Manchester Metropolitan University’s Business School has a clear and ambitious mission: to produce socially conscious, environmentally responsible, and highly employable business leaders. For professionals weighing a part-time MBA in the UK, the Manchester Met MBA makes a compelling case, combining rigorous academics, a flexible HyFlex format, and a commitment to responsible leadership.

Built around responsible leadership


At the heart of the programme is a focus on the triple bottom line – profit, people, and planet. Sustainability isn’t a bolt-on module; it’s woven into every unit of the MBA and mapped across the United Nations Sustainable Development Goals (UN SDGs). The school even screens for values alignment at the application stage.

We want our graduates to, upon completing their studies, go out in the real world and make an immediate positive impact on their careers, their organisations, and their wider societies,” says Dr. Anastasia Kynighou, MBA Director and Associate Professor in HRM at Manchester Metropolitan. The approach attracts students who already share those values.

We get a lot of people that say, I want to come and do your MBA because your core values match my core values as an individual.

Programme structure: flexible, practical, future-proofed


The Manchester Met MBA is a two-year part-time programme, structured around eight 15-credit modules and two 30-credit applied projects – one per year. Each module integrates guest speakers from industry, keeping theory firmly grounded in practice.

The two projects are a defining feature. In year one, students complete the Transformational Applied Entrepreneurship project, responding to a real-world societal challenge using the entrepreneurial cycle. In year two, the Consultancy in Action project places students inside real companies, delivering the kind of hands-on consulting experience that accelerates career progression.

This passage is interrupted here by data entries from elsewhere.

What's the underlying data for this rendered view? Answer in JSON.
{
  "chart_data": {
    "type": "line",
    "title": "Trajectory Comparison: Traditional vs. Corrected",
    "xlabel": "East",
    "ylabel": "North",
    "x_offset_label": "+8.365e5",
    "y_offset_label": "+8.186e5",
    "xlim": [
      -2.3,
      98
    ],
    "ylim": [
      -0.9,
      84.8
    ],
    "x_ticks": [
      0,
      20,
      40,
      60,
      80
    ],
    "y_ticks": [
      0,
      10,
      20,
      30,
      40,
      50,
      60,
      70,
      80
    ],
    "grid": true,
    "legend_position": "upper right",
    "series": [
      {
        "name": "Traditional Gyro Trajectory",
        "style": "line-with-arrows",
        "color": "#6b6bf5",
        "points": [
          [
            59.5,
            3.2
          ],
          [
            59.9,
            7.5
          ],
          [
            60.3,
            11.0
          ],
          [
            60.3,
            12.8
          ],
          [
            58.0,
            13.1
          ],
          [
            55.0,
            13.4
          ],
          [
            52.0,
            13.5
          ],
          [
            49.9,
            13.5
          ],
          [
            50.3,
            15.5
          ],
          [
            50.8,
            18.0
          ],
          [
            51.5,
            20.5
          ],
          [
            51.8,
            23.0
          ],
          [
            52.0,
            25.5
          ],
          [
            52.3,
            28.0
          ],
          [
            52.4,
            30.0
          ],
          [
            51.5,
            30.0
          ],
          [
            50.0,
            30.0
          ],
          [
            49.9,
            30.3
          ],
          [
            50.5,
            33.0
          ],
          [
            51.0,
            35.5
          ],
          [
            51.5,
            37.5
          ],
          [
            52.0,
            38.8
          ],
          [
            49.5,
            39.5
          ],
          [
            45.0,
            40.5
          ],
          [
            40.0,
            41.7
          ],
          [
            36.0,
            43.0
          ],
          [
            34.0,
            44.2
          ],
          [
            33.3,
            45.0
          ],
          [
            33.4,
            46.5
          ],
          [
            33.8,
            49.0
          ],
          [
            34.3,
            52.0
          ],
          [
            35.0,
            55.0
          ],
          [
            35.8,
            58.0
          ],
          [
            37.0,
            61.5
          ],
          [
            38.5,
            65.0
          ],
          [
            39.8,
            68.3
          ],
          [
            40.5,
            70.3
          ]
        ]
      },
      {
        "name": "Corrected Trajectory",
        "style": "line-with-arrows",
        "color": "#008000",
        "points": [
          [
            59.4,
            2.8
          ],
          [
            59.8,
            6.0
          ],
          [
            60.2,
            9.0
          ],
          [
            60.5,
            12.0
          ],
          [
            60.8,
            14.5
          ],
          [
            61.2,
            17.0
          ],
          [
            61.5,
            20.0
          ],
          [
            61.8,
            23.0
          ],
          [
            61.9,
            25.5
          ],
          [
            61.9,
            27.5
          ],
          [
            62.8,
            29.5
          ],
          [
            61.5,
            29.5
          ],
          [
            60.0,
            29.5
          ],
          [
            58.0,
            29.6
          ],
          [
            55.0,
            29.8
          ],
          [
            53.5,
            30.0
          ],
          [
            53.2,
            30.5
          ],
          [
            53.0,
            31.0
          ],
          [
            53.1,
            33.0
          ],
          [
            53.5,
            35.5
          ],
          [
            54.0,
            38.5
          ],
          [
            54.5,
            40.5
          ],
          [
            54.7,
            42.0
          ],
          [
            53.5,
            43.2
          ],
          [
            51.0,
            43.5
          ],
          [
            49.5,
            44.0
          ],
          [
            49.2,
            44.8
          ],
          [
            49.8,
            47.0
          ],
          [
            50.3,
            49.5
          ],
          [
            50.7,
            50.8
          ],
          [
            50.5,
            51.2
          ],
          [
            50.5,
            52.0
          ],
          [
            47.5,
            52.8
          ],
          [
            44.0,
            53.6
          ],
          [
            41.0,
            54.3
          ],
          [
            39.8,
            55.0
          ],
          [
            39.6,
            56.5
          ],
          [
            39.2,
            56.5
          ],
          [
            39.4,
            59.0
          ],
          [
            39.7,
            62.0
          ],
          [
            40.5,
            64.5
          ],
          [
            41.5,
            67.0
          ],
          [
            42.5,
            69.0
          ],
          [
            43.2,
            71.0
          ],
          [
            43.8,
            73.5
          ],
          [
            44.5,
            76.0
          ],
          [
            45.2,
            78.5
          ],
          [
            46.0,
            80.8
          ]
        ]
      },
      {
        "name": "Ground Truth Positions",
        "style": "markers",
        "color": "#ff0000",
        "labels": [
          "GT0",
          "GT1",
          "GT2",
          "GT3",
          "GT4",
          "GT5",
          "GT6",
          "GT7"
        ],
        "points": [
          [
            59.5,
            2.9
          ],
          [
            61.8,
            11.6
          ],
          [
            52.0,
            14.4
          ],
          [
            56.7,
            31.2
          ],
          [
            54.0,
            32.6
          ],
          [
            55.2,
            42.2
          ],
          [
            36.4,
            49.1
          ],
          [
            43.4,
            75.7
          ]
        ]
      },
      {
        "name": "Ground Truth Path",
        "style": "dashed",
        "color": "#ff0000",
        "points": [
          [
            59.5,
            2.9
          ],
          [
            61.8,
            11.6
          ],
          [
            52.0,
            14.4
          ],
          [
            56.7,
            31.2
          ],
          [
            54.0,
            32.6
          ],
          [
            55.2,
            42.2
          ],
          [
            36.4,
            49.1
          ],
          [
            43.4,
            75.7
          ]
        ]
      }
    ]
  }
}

What truly sets the programme apart is its new HyFlex MBA suite. Students can attend modules either in person or virtually, with both groups interacting in real time through cutting-edge technology. The format was developed with the realities of modern professional life in mind.

This is a reflection of the real world, and this is also how people work in business nowadays, in hybrid groups and using hybrid technologies,” says Dr. Kynighou. The school holds triple accreditation from AACSB, AMBA, and EQUIS, placing it in the top 1% of business schools globally.

Why study in Manchester?


For international students, Manchester offers something that other UK university cities often can’t: a world-class education in the centre of a genuinely vibrant, walkable city. Dr. Kynighou speaks from personal experience, having studied in Manchester as an international student herself.

Some of my friends who studied at other universities in the UK had campuses away from the city centre and were isolated. And I had the opportunity to have this vivid social life and attend concerts, theatre, and exhibitions,” she recalls. Manchester’s size works in its favour too – large enough for diverse opportunity, human enough to foster real community.

It’s not London so it’s not massive. You can actually walk down Oxford Road and still run into people that you haven’t seen in ages.

The city’s strong job market is another draw. Thriving industries across tech, financial services, healthcare, and creative sectors actively recruit from local universities, giving graduates a clear path to employment after graduation.

Career support that doesn’t stop at graduation


Career development is embedded throughout the programme. Students work with a dedicated career coach to sharpen their personal narrative and employability. An alumni mentoring scheme pairs current students with graduates who offer guidance and industry perspective – and who themselves benefit from staying connected to the programme.

Manchester Met is also developing Continuing Professional Development opportunities for alumni, including upskilling events, guest speaking roles, and networking touchpoints. “We are looking at more ways to create this cohesiveness between the past and the future of our MBA,” says Dr. Kynighou.

The result is a programme that builds a career-long community rooted in shared values.

The bottom line


For working professionals seeking a part-time MBA in the UK that balances flexibility, academic rigour, and a genuine commitment to positive change, the Manchester Met MBA deserves serious consideration. It’s a programme designed not just to advance careers, but to develop leaders equipped to make business a force for good.